Yesterday I wrote a blog on how to use the ideas from others to add to your trading game. At SMB we share a lot of what we do so others can learn. Yesterday a Reader took exception to something that we have shared, our best AM idea.
I had something that worked for me, but I have lost my conviction because of listening to too many other people. The more I trade, the more my emotions get in the way, and all I learn is that everything I think I know is subject to change. Computers have changed the way stocks prices react to patterns so that you cannot predict what people will do, so much as you must now attempt to figure out how the computer is going to try to screw the herd, and ride it’s wake?
I have often times wondered if your rec of the morning makes a good target for powerful contrarians guaranteed a fresh supply of weak hands, and yes, I’ve wondered if that was in fact SMB capital. Not only were GMCR and SODA GREAT shorts, but they were some of the best of their rec.d days (rec.d as longs, made championship, killer shorts), and I don’t believe it is a coincidence.
Weak shorts make $NFLX so strong, and what better way to corral a bunch of weak longs than to offer a rec for the day, creating a possible easy takedown.
I do not know everything, and the scale of influence of investment firms is not an area where I have expertise. I just think if somebody was going to be able to decipher this market, it would be those that have written books, blogs and have proprietary trading firms. That is why I trusted your recs 2 days in a row, and those just happened to be the worst plays for those days, and those days just happened to be critical for my trading, which I can no longer do because of the damage to my account.
We encourage debate on this blog and certainly SMB is far from perfect, but there was a lot wrong with the comment above. Let’s see if we can learn from these mistakes.
1) Do not copy the trades of others blindly. See if you can make them your own and if so, them make them your own.
2) For all trades, you must first determine your stop for if the stock trades against you. No one trade should ever so much as even stop you out for one day, let alone do serious damage to your trading account.
3) Trading ideas are ideas. If the market trends against your idea or in this case our ideas, then take the other side of the trade.
4) Never blame anyone else for your losses. Never.
5) After each losing trade, first determine what you learned. Thank the market for it’s learning opportunity.
6) Judge your trades on the process and not your results.
7) Do not get lost in an endless opportunity to find conspiracies in the market place.
8) If you spot a pattern, no matter how it develops, then exploit it.
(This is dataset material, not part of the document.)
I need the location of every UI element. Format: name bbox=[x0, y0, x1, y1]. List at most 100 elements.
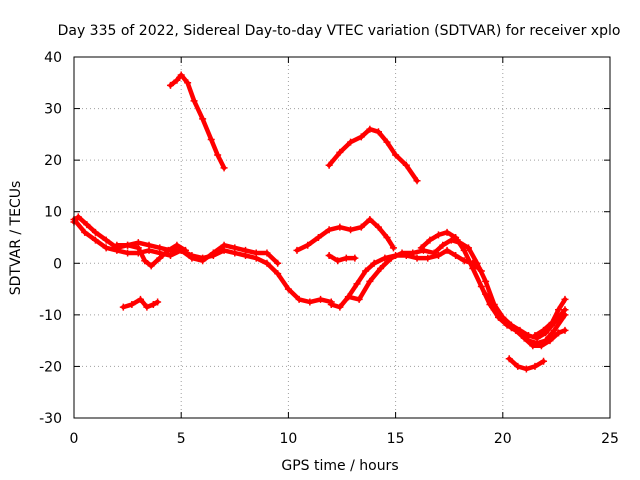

If someone was fading our AM idea then fade it as well. That would be awesome if that were the case since all you would then have to do is do the opposite. Think Opposite George from Seinfeld.
9) If you cannot control your emotions while you trade then work on that first, and leave your money in your bank account.
10) One Good Trade, and then One Good Trade, and then One Good Trade.
There is still hope for that same trader. We can always chose to change our mindset. A few hours later he sent us this:
Sorry. Didn’t get much sleep the night before I wrote this comment, and I was really mad at myself, but had not realized this fact. I don’t actually blindly take these recs, so much as try to make them work for me, and that did not work. I take the blame for my stupid trades. Everyone who is getting on my case here is right, I don’t really have a leg to stand on. My apology to SMB.
Yes, I have bad risk habits. Yes, I’m trying to make back money and it is driving me crazy. Yes, I am trying to convert to an open minded trader from a pure bear, and at the worst time ever. Yes, I’d probably be better off taking the money I might put in my account and go on a vacation.